School buses have become a surprising solution to this issue.
Hall says, “We have outfitted ninety of our school buses with wi-fi. Those busses have been taken out to all across Madison County. We have many rural areas in the county.” “Kids who don’t have internet at home can drive to that location, access the wi-fi and do online learning.”
And it’s all possible thanks to a nearly one million dollar donation from Facebook made in April. And wi-fi capabilities have been enhanced outside each of the 29 school locations. So, that’s another option.
But, what about the devices?
Tim Hall tells our reporter, Chromebooks have been purchased for students without computers at home. And some students still have their Chromebooks in possession from virtual learning last year. He adds, “We now have over 20,000 available. We now have the capability to be that 1:1 school district.”
Students who can’t be driven to internet locations can also be given Mi-Fi’s (personal wi-fi devices) to use to log on to their lessons.
Parents: if your student is in need, you have to contact your child’s school to ask about signing up to receive these devices.
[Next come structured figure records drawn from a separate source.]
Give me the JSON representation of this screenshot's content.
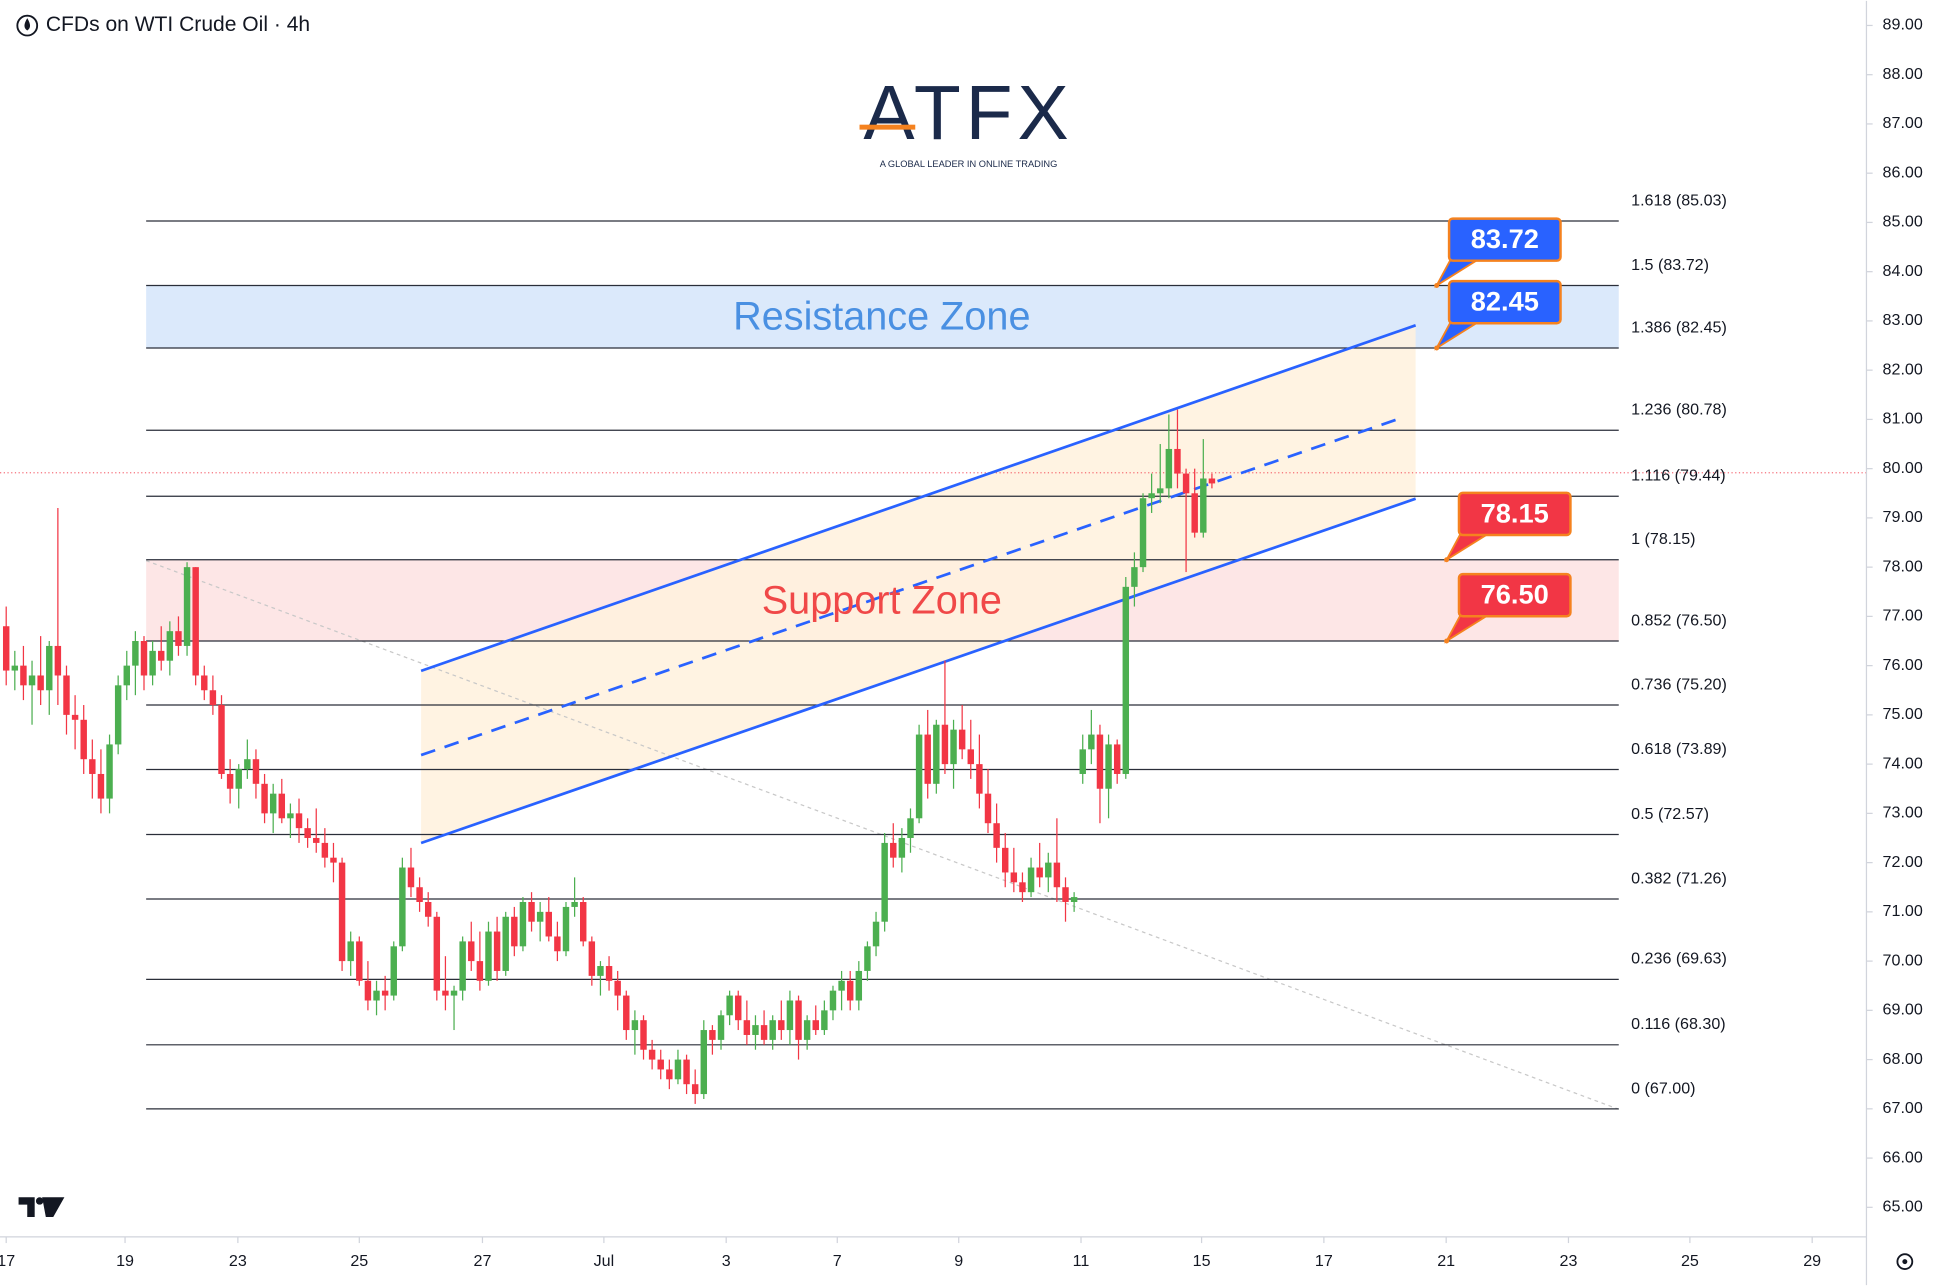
{
  "logo": {
    "name": "ATFX",
    "tagline": "A GLOBAL LEADER IN ONLINE TRADING"
  },
  "chart_data": {
    "type": "candlestick",
    "title": "CFDs on WTI Crude Oil · 4h",
    "up_color": "#4caf50",
    "down_color": "#f23645",
    "xlim": [
      -0.72,
      216
    ],
    "ylim": [
      64.4,
      89.5
    ],
    "xticks": [
      {
        "value": 0,
        "label": "17"
      },
      {
        "value": 13.8,
        "label": "19"
      },
      {
        "value": 26.9,
        "label": "23"
      },
      {
        "value": 41,
        "label": "25"
      },
      {
        "value": 55.3,
        "label": "27"
      },
      {
        "value": 69.4,
        "label": "Jul"
      },
      {
        "value": 83.6,
        "label": "3"
      },
      {
        "value": 96.5,
        "label": "7"
      },
      {
        "value": 110.6,
        "label": "9"
      },
      {
        "value": 124.8,
        "label": "11"
      },
      {
        "value": 138.8,
        "label": "15"
      },
      {
        "value": 153,
        "label": "17"
      },
      {
        "value": 167.2,
        "label": "21"
      },
      {
        "value": 181.4,
        "label": "23"
      },
      {
        "value": 195.5,
        "label": "25"
      },
      {
        "value": 209.7,
        "label": "29"
      }
    ],
    "yticks": [
      {
        "value": 65,
        "label": "65.00"
      },
      {
        "value": 66,
        "label": "66.00"
      },
      {
        "value": 67,
        "label": "67.00"
      },
      {
        "value": 68,
        "label": "68.00"
      },
      {
        "value": 69,
        "label": "69.00"
      },
      {
        "value": 70,
        "label": "70.00"
      },
      {
        "value": 71,
        "label": "71.00"
      },
      {
        "value": 72,
        "label": "72.00"
      },
      {
        "value": 73,
        "label": "73.00"
      },
      {
        "value": 74,
        "label": "74.00"
      },
      {
        "value": 75,
        "label": "75.00"
      },
      {
        "value": 76,
        "label": "76.00"
      },
      {
        "value": 77,
        "label": "77.00"
      },
      {
        "value": 78,
        "label": "78.00"
      },
      {
        "value": 79,
        "label": "79.00"
      },
      {
        "value": 80,
        "label": "80.00"
      },
      {
        "value": 81,
        "label": "81.00"
      },
      {
        "value": 82,
        "label": "82.00"
      },
      {
        "value": 83,
        "label": "83.00"
      },
      {
        "value": 84,
        "label": "84.00"
      },
      {
        "value": 85,
        "label": "85.00"
      },
      {
        "value": 86,
        "label": "86.00"
      },
      {
        "value": 87,
        "label": "87.00"
      },
      {
        "value": 88,
        "label": "88.00"
      },
      {
        "value": 89,
        "label": "89.00"
      }
    ],
    "fib_levels": [
      {
        "value": 85.03,
        "label": "1.618 (85.03)"
      },
      {
        "value": 83.72,
        "label": "1.5 (83.72)"
      },
      {
        "value": 82.45,
        "label": "1.386 (82.45)"
      },
      {
        "value": 80.78,
        "label": "1.236 (80.78)"
      },
      {
        "value": 79.44,
        "label": "1.116 (79.44)"
      },
      {
        "value": 78.15,
        "label": "1 (78.15)"
      },
      {
        "value": 76.5,
        "label": "0.852 (76.50)"
      },
      {
        "value": 75.2,
        "label": "0.736 (75.20)"
      },
      {
        "value": 73.89,
        "label": "0.618 (73.89)"
      },
      {
        "value": 72.57,
        "label": "0.5 (72.57)"
      },
      {
        "value": 71.26,
        "label": "0.382 (71.26)"
      },
      {
        "value": 69.63,
        "label": "0.236 (69.63)"
      },
      {
        "value": 68.3,
        "label": "0.116 (68.30)"
      },
      {
        "value": 67,
        "label": "0 (67.00)"
      }
    ],
    "zones": [
      {
        "label": "Resistance Zone",
        "range": [
          82.45,
          83.72
        ],
        "color": "#4a90e2",
        "fill": "#dbe9fb"
      },
      {
        "label": "Support Zone",
        "range": [
          76.5,
          78.15
        ],
        "color": "#f04848",
        "fill": "#fde6e6"
      }
    ],
    "callouts": {
      "values": [
        83.72,
        82.45,
        78.15,
        76.5
      ],
      "value_labels": [
        "83.72",
        "82.45",
        "78.15",
        "76.50"
      ],
      "colors": [
        "#2962ff",
        "#2962ff",
        "#f23645",
        "#f23645"
      ]
    },
    "candles": [
      [
        76.8,
        77.2,
        75.6,
        75.9
      ],
      [
        75.9,
        76.3,
        75.5,
        76.0
      ],
      [
        76.0,
        76.4,
        75.3,
        75.6
      ],
      [
        75.6,
        76.1,
        74.8,
        75.8
      ],
      [
        75.8,
        76.6,
        75.2,
        75.5
      ],
      [
        75.5,
        76.5,
        75.0,
        76.4
      ],
      [
        76.4,
        79.2,
        75.2,
        75.8
      ],
      [
        75.8,
        76.0,
        74.6,
        75.0
      ],
      [
        75.0,
        75.4,
        74.3,
        74.9
      ],
      [
        74.9,
        75.2,
        73.8,
        74.1
      ],
      [
        74.1,
        74.5,
        73.3,
        73.8
      ],
      [
        73.8,
        74.3,
        73.0,
        73.3
      ],
      [
        73.3,
        74.6,
        73.0,
        74.4
      ],
      [
        74.4,
        75.8,
        74.2,
        75.6
      ],
      [
        75.6,
        76.3,
        75.3,
        76.0
      ],
      [
        76.0,
        76.7,
        75.4,
        76.5
      ],
      [
        76.5,
        76.6,
        75.5,
        75.8
      ],
      [
        75.8,
        76.5,
        75.6,
        76.3
      ],
      [
        76.3,
        76.8,
        75.9,
        76.1
      ],
      [
        76.1,
        76.9,
        75.8,
        76.7
      ],
      [
        76.7,
        77.0,
        76.2,
        76.4
      ],
      [
        76.4,
        78.1,
        76.2,
        78.0
      ],
      [
        78.0,
        78.0,
        75.6,
        75.8
      ],
      [
        75.8,
        76.0,
        75.3,
        75.5
      ],
      [
        75.5,
        75.8,
        75.0,
        75.2
      ],
      [
        75.2,
        75.4,
        73.7,
        73.8
      ],
      [
        73.8,
        74.1,
        73.2,
        73.5
      ],
      [
        73.5,
        74.0,
        73.1,
        73.9
      ],
      [
        73.9,
        74.5,
        73.7,
        74.1
      ],
      [
        74.1,
        74.3,
        73.3,
        73.6
      ],
      [
        73.6,
        73.8,
        72.8,
        73.0
      ],
      [
        73.0,
        73.6,
        72.6,
        73.4
      ],
      [
        73.4,
        73.7,
        72.8,
        72.9
      ],
      [
        72.9,
        73.2,
        72.5,
        73.0
      ],
      [
        73.0,
        73.3,
        72.4,
        72.7
      ],
      [
        72.7,
        72.9,
        72.3,
        72.5
      ],
      [
        72.5,
        73.1,
        72.2,
        72.4
      ],
      [
        72.4,
        72.7,
        71.9,
        72.1
      ],
      [
        72.1,
        72.4,
        71.6,
        72.0
      ],
      [
        72.0,
        72.1,
        69.8,
        70.0
      ],
      [
        70.0,
        70.6,
        69.7,
        70.4
      ],
      [
        70.4,
        70.5,
        69.5,
        69.6
      ],
      [
        69.6,
        70.0,
        69.0,
        69.2
      ],
      [
        69.2,
        69.6,
        68.9,
        69.4
      ],
      [
        69.4,
        69.7,
        69.0,
        69.3
      ],
      [
        69.3,
        70.4,
        69.2,
        70.3
      ],
      [
        70.3,
        72.1,
        70.2,
        71.9
      ],
      [
        71.9,
        72.3,
        71.3,
        71.5
      ],
      [
        71.5,
        71.7,
        71.0,
        71.2
      ],
      [
        71.2,
        71.4,
        70.7,
        70.9
      ],
      [
        70.9,
        71.0,
        69.2,
        69.4
      ],
      [
        69.4,
        70.1,
        69.0,
        69.3
      ],
      [
        69.3,
        69.5,
        68.6,
        69.4
      ],
      [
        69.4,
        70.5,
        69.2,
        70.4
      ],
      [
        70.4,
        70.8,
        69.8,
        70.0
      ],
      [
        70.0,
        70.6,
        69.4,
        69.6
      ],
      [
        69.6,
        70.8,
        69.5,
        70.6
      ],
      [
        70.6,
        70.9,
        69.6,
        69.8
      ],
      [
        69.8,
        71.0,
        69.7,
        70.9
      ],
      [
        70.9,
        71.1,
        70.1,
        70.3
      ],
      [
        70.3,
        71.3,
        70.2,
        71.2
      ],
      [
        71.2,
        71.4,
        70.6,
        70.8
      ],
      [
        70.8,
        71.2,
        70.4,
        71.0
      ],
      [
        71.0,
        71.3,
        70.4,
        70.5
      ],
      [
        70.5,
        70.8,
        70.0,
        70.2
      ],
      [
        70.2,
        71.2,
        70.1,
        71.1
      ],
      [
        71.1,
        71.7,
        70.9,
        71.2
      ],
      [
        71.2,
        71.3,
        70.3,
        70.4
      ],
      [
        70.4,
        70.5,
        69.5,
        69.7
      ],
      [
        69.7,
        70.0,
        69.3,
        69.9
      ],
      [
        69.9,
        70.1,
        69.4,
        69.6
      ],
      [
        69.6,
        69.8,
        69.0,
        69.3
      ],
      [
        69.3,
        69.4,
        68.4,
        68.6
      ],
      [
        68.6,
        69.0,
        68.1,
        68.8
      ],
      [
        68.8,
        68.9,
        68.0,
        68.2
      ],
      [
        68.2,
        68.4,
        67.8,
        68.0
      ],
      [
        68.0,
        68.2,
        67.6,
        67.8
      ],
      [
        67.8,
        68.0,
        67.4,
        67.6
      ],
      [
        67.6,
        68.2,
        67.5,
        68.0
      ],
      [
        68.0,
        68.1,
        67.3,
        67.5
      ],
      [
        67.5,
        67.8,
        67.1,
        67.3
      ],
      [
        67.3,
        68.8,
        67.2,
        68.6
      ],
      [
        68.6,
        68.7,
        68.1,
        68.4
      ],
      [
        68.4,
        69.0,
        68.2,
        68.9
      ],
      [
        68.9,
        69.4,
        68.7,
        69.3
      ],
      [
        69.3,
        69.4,
        68.6,
        68.8
      ],
      [
        68.8,
        69.2,
        68.3,
        68.5
      ],
      [
        68.5,
        68.9,
        68.2,
        68.7
      ],
      [
        68.7,
        69.0,
        68.3,
        68.4
      ],
      [
        68.4,
        68.9,
        68.2,
        68.8
      ],
      [
        68.8,
        69.2,
        68.4,
        68.6
      ],
      [
        68.6,
        69.4,
        68.3,
        69.2
      ],
      [
        69.2,
        69.3,
        68.0,
        68.4
      ],
      [
        68.4,
        68.9,
        68.2,
        68.8
      ],
      [
        68.8,
        69.1,
        68.5,
        68.6
      ],
      [
        68.6,
        69.2,
        68.5,
        69.0
      ],
      [
        69.0,
        69.5,
        68.8,
        69.4
      ],
      [
        69.4,
        69.8,
        69.0,
        69.6
      ],
      [
        69.6,
        69.8,
        69.0,
        69.2
      ],
      [
        69.2,
        70.0,
        69.0,
        69.8
      ],
      [
        69.8,
        70.4,
        69.6,
        70.3
      ],
      [
        70.3,
        71.0,
        70.1,
        70.8
      ],
      [
        70.8,
        72.6,
        70.6,
        72.4
      ],
      [
        72.4,
        72.8,
        71.9,
        72.1
      ],
      [
        72.1,
        72.7,
        71.8,
        72.5
      ],
      [
        72.5,
        73.1,
        72.2,
        72.9
      ],
      [
        72.9,
        74.8,
        72.8,
        74.6
      ],
      [
        74.6,
        75.1,
        73.3,
        73.6
      ],
      [
        73.6,
        74.9,
        73.4,
        74.8
      ],
      [
        74.8,
        76.1,
        73.8,
        74.0
      ],
      [
        74.0,
        74.9,
        73.5,
        74.7
      ],
      [
        74.7,
        75.2,
        74.1,
        74.3
      ],
      [
        74.3,
        74.9,
        73.7,
        74.0
      ],
      [
        74.0,
        74.6,
        73.1,
        73.4
      ],
      [
        73.4,
        73.9,
        72.6,
        72.8
      ],
      [
        72.8,
        73.2,
        72.0,
        72.3
      ],
      [
        72.3,
        72.6,
        71.5,
        71.8
      ],
      [
        71.8,
        72.3,
        71.4,
        71.6
      ],
      [
        71.6,
        71.8,
        71.2,
        71.4
      ],
      [
        71.4,
        72.1,
        71.3,
        71.9
      ],
      [
        71.9,
        72.4,
        71.5,
        71.7
      ],
      [
        71.7,
        72.2,
        71.4,
        72.0
      ],
      [
        72.0,
        72.9,
        71.2,
        71.5
      ],
      [
        71.5,
        71.7,
        70.8,
        71.2
      ],
      [
        71.2,
        71.4,
        71.0,
        71.3
      ],
      [
        73.8,
        74.6,
        73.6,
        74.3
      ],
      [
        74.3,
        75.1,
        74.0,
        74.6
      ],
      [
        74.6,
        74.8,
        72.8,
        73.5
      ],
      [
        73.5,
        74.6,
        72.9,
        74.4
      ],
      [
        74.4,
        74.5,
        73.6,
        73.8
      ],
      [
        73.8,
        77.8,
        73.7,
        77.6
      ],
      [
        77.6,
        78.3,
        77.2,
        78.0
      ],
      [
        78.0,
        79.5,
        77.9,
        79.4
      ],
      [
        79.4,
        79.9,
        79.1,
        79.5
      ],
      [
        79.5,
        80.5,
        79.3,
        79.6
      ],
      [
        79.6,
        81.1,
        79.4,
        80.4
      ],
      [
        80.4,
        81.2,
        79.6,
        79.9
      ],
      [
        79.9,
        80.0,
        77.9,
        79.5
      ],
      [
        79.5,
        80.0,
        78.6,
        78.7
      ],
      [
        78.7,
        80.6,
        78.6,
        79.8
      ],
      [
        79.8,
        79.9,
        79.6,
        79.7
      ]
    ]
  }
}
On the other end of things, parents may need some help with the change. With students needing to learn from home, childcare could be a big concern as not every parent is able to work from the kitchen table.
The Madison County Chamber of Commerce says in a news release on Wednesday, their ‘Childcare Taskforce’ is looking into solutions for parents.
They hope to take advantage of the Alabama Department of Human Resources’ Temporary Assistance for Stabilizing Childcare (TASCC) grant to help more childcare providers stabilize and reopen.